If you’ve never had Barbacoa, let me paint the picture.
It’s Sunday morning. The sun’s barely up. Your tío or your dad swings by the carnicería and picks up a steaming foil-wrapped bundle of beef cheek meat, slow-cooked to fall-apart tenderness, fatty in all the best ways, and deeply seasoned with salt, garlic, and love. The kind of thing you eat with fresh tortillas, a squeeze of lime, maybe some chopped onion and cilantro if you’re feeling fancy.
Then you wash it down with a cold can of Big Red, a bright red, bubblegum-sweet soda that tastes like cream soda collided with cotton candy. It’s not subtle, but it doesn’t need to be. Big Red is loud joy in a can. And if you're from South Texas, you know it as gospel: Barbacoa and Big Red go together like peanut butter and jelly. Like Selena and Corpus Christi. Like San Antonio and the Riverwalk.

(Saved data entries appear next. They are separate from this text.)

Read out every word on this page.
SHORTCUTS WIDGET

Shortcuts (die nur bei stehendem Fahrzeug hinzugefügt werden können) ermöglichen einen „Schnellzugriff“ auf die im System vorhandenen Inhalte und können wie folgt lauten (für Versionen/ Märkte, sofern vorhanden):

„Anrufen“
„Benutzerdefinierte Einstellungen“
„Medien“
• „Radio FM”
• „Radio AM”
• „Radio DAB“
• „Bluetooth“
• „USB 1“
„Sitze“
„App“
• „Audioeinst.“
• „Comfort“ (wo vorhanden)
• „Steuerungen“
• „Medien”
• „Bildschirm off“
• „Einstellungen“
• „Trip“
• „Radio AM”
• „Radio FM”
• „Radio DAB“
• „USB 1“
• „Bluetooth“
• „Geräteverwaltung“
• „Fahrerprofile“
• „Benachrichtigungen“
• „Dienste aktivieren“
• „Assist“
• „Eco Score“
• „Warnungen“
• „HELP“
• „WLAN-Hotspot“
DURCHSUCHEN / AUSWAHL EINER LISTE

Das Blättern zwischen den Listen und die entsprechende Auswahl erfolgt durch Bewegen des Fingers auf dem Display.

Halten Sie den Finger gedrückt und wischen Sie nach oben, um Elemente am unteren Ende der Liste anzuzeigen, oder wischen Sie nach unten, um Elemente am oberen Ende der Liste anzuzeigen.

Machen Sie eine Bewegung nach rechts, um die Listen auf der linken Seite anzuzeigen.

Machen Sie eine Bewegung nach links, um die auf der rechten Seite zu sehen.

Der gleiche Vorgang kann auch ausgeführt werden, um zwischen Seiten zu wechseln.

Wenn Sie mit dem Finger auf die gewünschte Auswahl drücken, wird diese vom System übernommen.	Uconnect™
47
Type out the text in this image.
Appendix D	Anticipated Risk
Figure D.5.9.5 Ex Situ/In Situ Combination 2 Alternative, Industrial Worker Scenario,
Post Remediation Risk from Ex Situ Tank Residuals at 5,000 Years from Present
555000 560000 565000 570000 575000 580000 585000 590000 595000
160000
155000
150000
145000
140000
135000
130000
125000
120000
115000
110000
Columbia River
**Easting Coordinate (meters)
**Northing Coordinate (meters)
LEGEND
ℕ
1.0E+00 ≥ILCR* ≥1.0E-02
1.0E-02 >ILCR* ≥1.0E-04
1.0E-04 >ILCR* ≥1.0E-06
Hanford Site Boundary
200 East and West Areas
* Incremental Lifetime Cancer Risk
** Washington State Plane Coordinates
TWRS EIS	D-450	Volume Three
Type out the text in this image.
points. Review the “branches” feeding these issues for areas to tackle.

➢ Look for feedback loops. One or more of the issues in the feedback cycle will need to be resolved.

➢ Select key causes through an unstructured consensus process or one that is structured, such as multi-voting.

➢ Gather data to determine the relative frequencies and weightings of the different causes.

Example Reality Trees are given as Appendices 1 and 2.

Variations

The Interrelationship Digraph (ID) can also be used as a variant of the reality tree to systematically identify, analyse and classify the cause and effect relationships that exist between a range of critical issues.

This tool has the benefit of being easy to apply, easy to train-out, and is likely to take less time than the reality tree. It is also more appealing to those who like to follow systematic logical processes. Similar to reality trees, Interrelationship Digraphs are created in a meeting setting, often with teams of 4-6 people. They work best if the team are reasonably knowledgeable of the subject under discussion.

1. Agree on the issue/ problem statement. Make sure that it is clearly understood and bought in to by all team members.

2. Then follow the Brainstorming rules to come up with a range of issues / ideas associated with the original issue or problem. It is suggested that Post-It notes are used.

For those who didn’t grow up around it, Barbacoa might look intense. It’s not brisket. It’s not pulled pork. It’s something deeper, ancestral, a dish rooted in Mexican tradition and lovingly adopted by generations of Tejanos. And Big Red? You probably won’t find it in a Manhattan bodega or at your local Whole Foods. But if you’re ever lucky enough to taste that pairing together, Barbacoa in one hand, Big Red in the other, you’ll understand a little more about what it feels like to be from South Texas.